Signs that email is running your life and the addiction has taken over:

  1. You rely on email to dictate your daily workload and drive your ‘to do’ list
  2. You open your email browser more than 4 times per day
  3. Emails that you consider negative really disrupt your day or week
  4. You get anxious if you haven’t checked your email in a few hours
  5. You have an anxiety attack if you haven’t checked them in a whole day
  6. You experience a full nervous breakdown if you don’t access emails within 48 hours
  7. You start typing messages in the air cause your fingers start twitching when not on email – sort of like air guitar
  8. Don’t get me wrong, I love emails but the fact is many of us don’t have ‘em under control. Worse yet – they completely control us.
  9. Do you need to stop your bingeing on emails and take back control of your work calendar and your life?

Intelligent people realise that containing emails and managing them in batches (not addictively) allows them better business focus, better business productivity and outcomes, improved stress levels more mindful moments every day. Not to mention stacks of other great outcomes. We all want that right?
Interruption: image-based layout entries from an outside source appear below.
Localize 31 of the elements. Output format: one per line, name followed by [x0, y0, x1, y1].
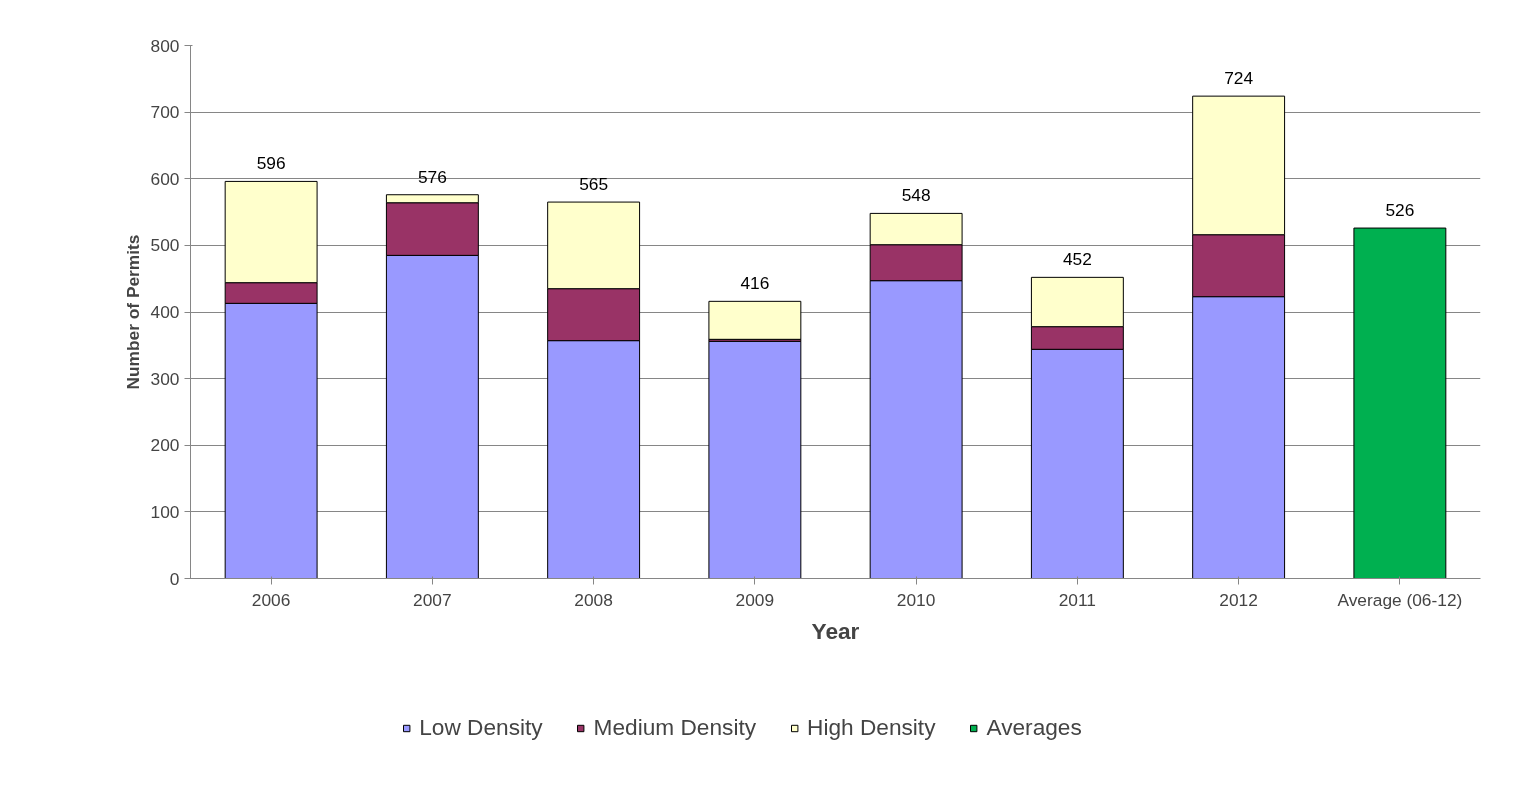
x-tick-label: 2012 [1219, 589, 1258, 610]
total-label: 565 [579, 174, 609, 195]
y-tick-label: 100 [150, 501, 180, 522]
total-label: 416 [740, 273, 770, 294]
y-tick-label: 600 [150, 168, 180, 189]
y-tick-label: 400 [150, 302, 180, 322]
x-tick-label: 2011 [1058, 589, 1097, 610]
y-tick-label: 500 [150, 235, 180, 256]
y-tick-label: 0 [169, 568, 180, 589]
x-tick-label: 2007 [413, 589, 452, 610]
total-label: 548 [901, 185, 931, 206]
y-tick-label: 300 [150, 368, 180, 389]
y-tick-label: 200 [150, 435, 180, 456]
total-label: 526 [1385, 200, 1415, 221]
total-label: 452 [1062, 249, 1092, 270]
x-tick-label: 2008 [574, 589, 613, 610]
x-axis-title: Year [811, 617, 860, 644]
x-tick-label: Average (06-12) [1337, 589, 1463, 610]
y-tick-label: 800 [150, 35, 180, 56]
x-tick-label: 2006 [251, 589, 291, 610]
y-axis-title: Number of Permits [122, 234, 143, 390]
legend-label: Low Density [419, 714, 543, 741]
x-tick-label: 2010 [896, 589, 936, 610]
total-label: 576 [417, 166, 447, 187]
y-tick-label: 700 [150, 102, 180, 123]
legend-label: High Density [807, 714, 936, 741]
legend-label: Averages [986, 714, 1082, 741]
total-label: 596 [256, 153, 286, 174]
total-label: 724 [1224, 68, 1254, 89]
x-tick-label: 2009 [735, 589, 775, 610]
legend-label: Medium Density [593, 714, 757, 741]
5 Steps to breaking the addiction

    1. Have email ‘windows’ in place – choose 3 times during the day that you open and respond to emails effectively and with intention. Use an app if you need; I hear some are available to block your email for set periods of time. If you need more than 3 times, choose 4 or 5.

    2. Don’t make email your first ‘go to’ task in the morning. Think about your day ahead and THEME it. Do any ‘big thinking’ tasks first ahead of those bitsy emails. Emails are lazy and better served for the afternoon.

    3. Plan some times during your working day where you have notepad, a pen and some dreamy thoughts to explore. Try getting outside or away from your desk and feel the freedom away from that email device. We think better when we aren’t sitting at a desk and laptop. It is a big psychological shift you need to commit to so you can break the addiction and start to really feel the improved energy you get when email doesn’t run your day.

    4. Make it a game; see if you can improve your opening email times every week. If last week you opened email 10 times per day, try beating the score and making it 9!

    5. Explore what you really want to achieve in your career or work and decide whether you need the additional 1 – 2 hours every day you waste on reading and rechecking emails. Also – have an agreed turnaround time in your head. Training other people that you don’t read emails every hour (on the hour) is critical to take the pressure off.

Enjoy finding your inner Zen in the email addicted world we live in.